Ich werde hier nicht so tun, als sei dieser Bausatz Neuland für mich. Ganz im Gegenteil: Das hier ist mindestens schon die dritte Lizzie, die im Lauf der Jahrzehnte auf meiner Schlachtbank landet. Als kleiner Dopsch wusste ich diesen Bausatz aber natürlich nicht richtig zu würdigen. Mir kam es seinerzeit nur darauf an, das Ding zusammenzukleben und dann damit zu spielen – was natürlich mit kapitalem Bruch endete. Und ich erinnere mich sehr gut, dass ich jedesmal an der Montage der Tragflächen nahezu verzweifelte, weil die Dinger nicht so schnell halten wollten, wie ich es gerne gehabt hätte.

Nun wird sich der eine oder andere Leser fragen, weswegen ich überhaupt noch einmal mit einer so alten Kamelle daher komme. Ganz einfach: Weil ich das Ding habe – und weil es der Baukasten verdient hat, hier noch einmal gewürdigt zu werden!

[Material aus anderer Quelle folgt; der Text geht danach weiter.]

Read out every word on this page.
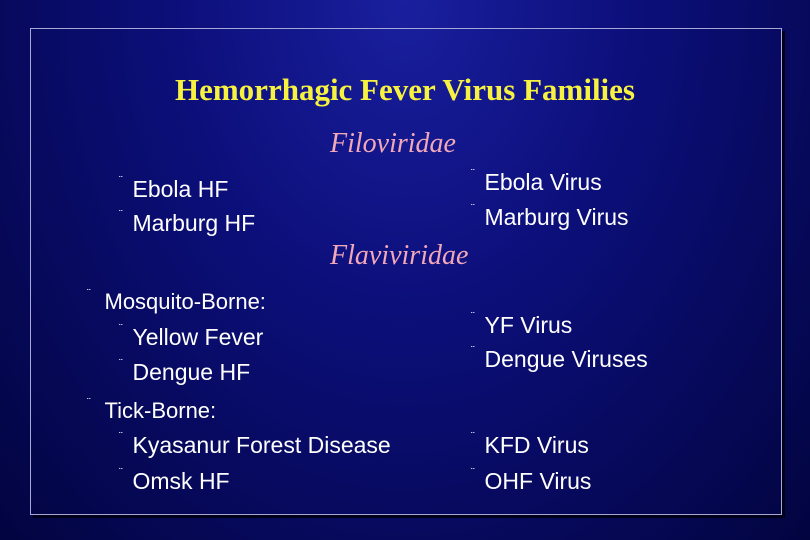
Hemorrhagic Fever Virus Families
Filoviridae
¨ Ebola HF
¨ Marburg HF
¨ Ebola Virus
¨ Marburg Virus
Flaviviridae
¨ Mosquito-Borne:
¨ Yellow Fever
¨ Dengue HF
¨ YF Virus
¨ Dengue Viruses
¨ Tick-Borne:
¨ Kyasanur Forest Disease
¨ Omsk HF
¨ KFD Virus
¨ OHF Virus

Matchbox stand eigentlich schon immer für sehr gute, passgenaue Modelle. Leider erreichten aber nicht alle Bausätze eine hohe Detailgenauigkeit. Wenn ich beispielsweise an die 1/72 Revell Consolidated PB4 „Privateer“ denke, dann steigen meine Nackenhaare so sehr in die Höhe, dass ich aussehe wie der Glöckner persönlich. Der Lysander hingegen gehört zu den wirklich guten Bausätzen und protzt mit feinen Strukturen, die für die damalige Zeit sicherlich schon über dem Standard lagen – insbesondere in dieser Preisklasse.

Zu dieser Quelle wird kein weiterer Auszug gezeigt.